Researchers recently pieced together a vast puzzle of chemical and weather logs found deep within the skeletons of tropical corals in a famous Pacific archipelago. The result was a stunning warning about the near-future: a bleaching event is coming, and it may be the worst seen in at least 20 years.
Corals "bleach" when they become over-stressed. This usually occurs in the wake of uncharacteristically warm temperatures in coral habitat or sudden spikes in ocean acidification and causes the unique animals to expel the algae that symbiotically live within their flesh. This not only makes the corals look fuzzy and pure white, but it also severely weakens them. Without their algae friends to keep their skeletons calcified and healthy, the corals become brittle. Overstressed, exposed coral flesh also becomes increasingly vulnerable to disease.
A recent report from United Nations investigators estimated that warming ocean climes, ocean acidification, and the resulting bleaching events will cost the world economy over a trillion dollars in various resources and services by 2100.
That estimate was based on the idea that the rate of climate change and ocean acidification (caused by rising carbon levels) stayed as it is now.
However, what if natural ocean temperature cycles came to exacerbate this problem? According to a study recently published in the journal Nature Geoscience, a change in Pacific trade winds that occurs every two to three decades is nearly upon us, and its unlucky timing may lead to one of the worst bleaching events ever seen.
"When winds weaken, which they inevitably will, warming will once again accelerate," Diane Thompson, who led the study at the National Center for Atmospheric Research, recently told Scientific American. "The warming caused by greenhouse gases and the warming associated with this natural cycle will compound one another."

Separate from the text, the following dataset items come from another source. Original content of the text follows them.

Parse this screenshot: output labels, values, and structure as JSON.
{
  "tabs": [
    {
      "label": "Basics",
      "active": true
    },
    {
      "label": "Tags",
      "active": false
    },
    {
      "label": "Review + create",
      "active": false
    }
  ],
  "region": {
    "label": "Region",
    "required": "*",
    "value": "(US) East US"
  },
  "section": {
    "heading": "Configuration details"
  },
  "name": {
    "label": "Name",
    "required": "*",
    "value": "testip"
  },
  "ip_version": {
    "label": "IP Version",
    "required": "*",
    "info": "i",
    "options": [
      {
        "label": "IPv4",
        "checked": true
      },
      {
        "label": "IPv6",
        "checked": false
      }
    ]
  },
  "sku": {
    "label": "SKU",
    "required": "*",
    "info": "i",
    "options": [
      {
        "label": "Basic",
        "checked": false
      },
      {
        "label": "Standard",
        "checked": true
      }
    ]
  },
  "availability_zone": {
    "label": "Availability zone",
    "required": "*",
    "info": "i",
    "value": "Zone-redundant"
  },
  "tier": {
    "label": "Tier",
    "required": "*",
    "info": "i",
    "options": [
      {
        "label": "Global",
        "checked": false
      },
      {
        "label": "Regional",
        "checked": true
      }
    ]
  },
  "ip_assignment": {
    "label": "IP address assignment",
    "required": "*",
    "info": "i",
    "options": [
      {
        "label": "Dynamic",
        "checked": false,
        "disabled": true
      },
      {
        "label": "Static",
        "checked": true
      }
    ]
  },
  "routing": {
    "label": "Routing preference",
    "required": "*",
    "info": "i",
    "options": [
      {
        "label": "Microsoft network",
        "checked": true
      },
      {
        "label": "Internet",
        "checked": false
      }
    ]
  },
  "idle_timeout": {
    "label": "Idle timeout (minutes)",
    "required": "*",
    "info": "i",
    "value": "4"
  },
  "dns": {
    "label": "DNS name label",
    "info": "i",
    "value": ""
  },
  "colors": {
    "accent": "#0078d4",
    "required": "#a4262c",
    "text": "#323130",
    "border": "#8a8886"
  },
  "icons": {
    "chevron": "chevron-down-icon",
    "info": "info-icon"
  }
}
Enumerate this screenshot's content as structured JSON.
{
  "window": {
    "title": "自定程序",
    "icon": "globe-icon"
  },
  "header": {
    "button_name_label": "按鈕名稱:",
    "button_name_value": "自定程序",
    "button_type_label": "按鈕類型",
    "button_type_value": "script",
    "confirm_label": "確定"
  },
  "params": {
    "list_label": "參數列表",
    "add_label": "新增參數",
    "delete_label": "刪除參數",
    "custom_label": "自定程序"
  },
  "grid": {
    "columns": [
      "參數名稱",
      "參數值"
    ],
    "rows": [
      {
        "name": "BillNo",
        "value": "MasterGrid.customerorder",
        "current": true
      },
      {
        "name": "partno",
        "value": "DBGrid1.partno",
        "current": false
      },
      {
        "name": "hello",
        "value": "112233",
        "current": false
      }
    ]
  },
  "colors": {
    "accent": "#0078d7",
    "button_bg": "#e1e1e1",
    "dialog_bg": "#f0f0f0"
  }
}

Thompson and her colleagues closely analyzed clues found within the skeletons of coral growing at the Tarawa Atoll in Kiribati. Like tree rings tell about the history of rainfall, the calcification of coral skeleton can cryptically speak of decades of temperature patterns, and Thompson's team believes they have determined how to understand it. (Scroll to read on...)
Unfortunately, that understanding has painted a very bleak picture for tropical conditions. The researchers found evidence of weak trade winds early in the 20th century. Those winds coincided with a period, from 1910 to 1940, when global temperatures rose faster than could have been caused by greenhouse gas pollution alone. They suspect that history is due to repeat itself soon.
Amazingly, this study isn't the first to warn of encroaching temperature spikes in the Pacific. Another Kiribati core analysis published in the journal Paleoceanography back in November detailed how the tropical region is due for another cycle of warm-water El Niño events, which occur every two to seven years.
"The trend is unmistakable," said lead author Jessica Carilli. "The ocean is primed for more El Niño events."
However, it remains unclear how the aforementioned dying trade winds will affect this trend, and may exacerbate the problem for corals.
Mark Eakin, a coordinator at the NOAA's Coral Reef Watch program, recently told Mashable that this perfect storm of bleaching conditions may already be starting.
"Not only are we seeing more thermal stress ... but we're making [corals] more sensitive at the same time (through heightened carbon levels)," he said.
"We're seeing rising background temperatures - we're seeing this increase in the thermal content of the oceans and as that happens it doesn't take as nearly as big of an event to set off a chain of bleaching," Eakin added.
The result, the expert says, would be a bleaching event that could put our last largest event (the largest in 20 years) to shame.